Ketanji Brown Jackson held her own yesterday on Capitol Hill after 14 grueling hours and is expected to return today.  In the end – the Senate is expected to confirm her nomination to the Supreme Court but not before all of the pomp and circumstance.

ECO data this morning includes – New Home Sales – expected to by up 1.1% this month…. Remember – this is a key data point…because it speaks to the level of interest rates vis a vis mortgage rates…. Capisce?

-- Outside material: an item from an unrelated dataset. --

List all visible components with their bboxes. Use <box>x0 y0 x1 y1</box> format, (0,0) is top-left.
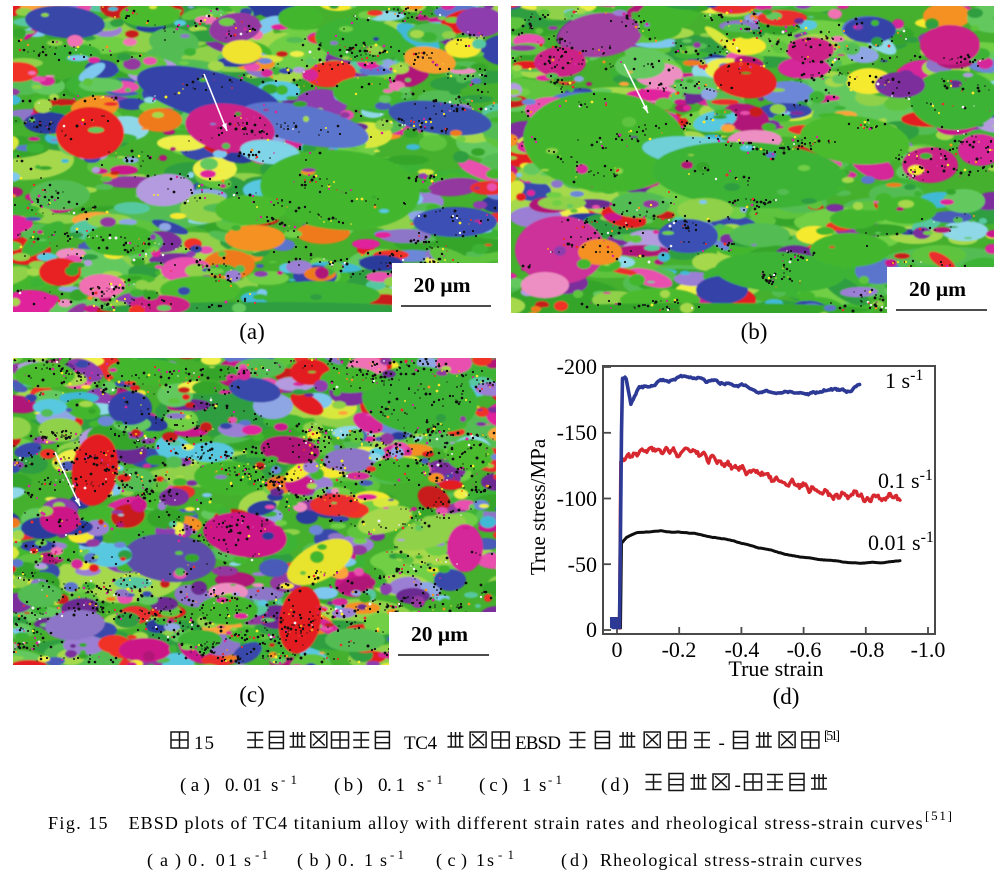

European markets are also slightly lower this morning…. down between 0.3% - 0.8% across the board. UK inflation is running at an annual rate of 6.2% - the highest since 1992 – like here – it is soaring food, fuel and energy costs that is impacting everyday Europeans.
The fighting is still going on in the Ukraine – while Zelensky has proposed a number of cease fire talks, Vlad wants to destroy the place first before he sits down to discuss what is next. But the Ukrainians are not giving up just yet and this is causing Vlad to call upon Belarus to join Moscow in bringing Ukraine to its knees.  What will Belarus do and then what’s next?  In addition – He has begun to threaten Poland – warning them to stay out of this battle…. and so, this crisis is far from over…. Remember – Poland is a full member of NATO and has been since 1999.

Bitcoin is trading at $42,100 while Ethereum is at $2950.

The S&P closed at 4,511 – up 51 pts…. after trading as high as 4522.  We pushed right up and through resistance at 4471 so now 4550 is the next real challenge. The S&P is now up 8.7% in one week….and is completely defying the ‘death cross’ indicator that took place on the 14th……Now look, if we break out of 4550 – then the algo’s will kick in and we could easily trade right back to the highs of the year – 4800……the move all driven by the algo’s that control so much of the action.

Rigatoni w/grilled sausage and broccoli 

Simple, hearty, and delicious.

You will need Italian Sweet Sausage (Feel free to use hot sausage if you prefer), broccoli, garlic, olive oil, chicken stock and grated Parmigiana.

Bring a pot of salted water to a boil. Light the grill and get it nice and hot.

While that is heating up - sauté some crushed garlic in olive oil in a large sauté pan... when golden - add in sliced broccoli heads - season with s&p, turn heat to med/med-low and cover.  Stirring occasionally.

Next place sausage on grill and cook... turning sausage so that you do not burn on any one side. Once cooked - remove and place on cutting board...let rest for 5 mins. Slice sausage into bite-size pieces and add to the broccoli and garlic on the stove - now add about 1 cup of stock. Season and let simmer.

Boil the Rigatoni, for about 8 /10 mins or until aldente. Strain - always keeping a mugful of pasta water in reserve. Return to pot... add back 1/4 of the water...toss and let sit for 2 mins to absorb... now add the sausage/broccoli mix to the pot....2 handfuls of the grated Parmigiana - mix and you are done. Serve immediately in warmed bowls with toasted garlic bread - complement with a nice glass of wine and some dinner music and Boom! You win the prize. Always have extra grated cheese on table for your guests.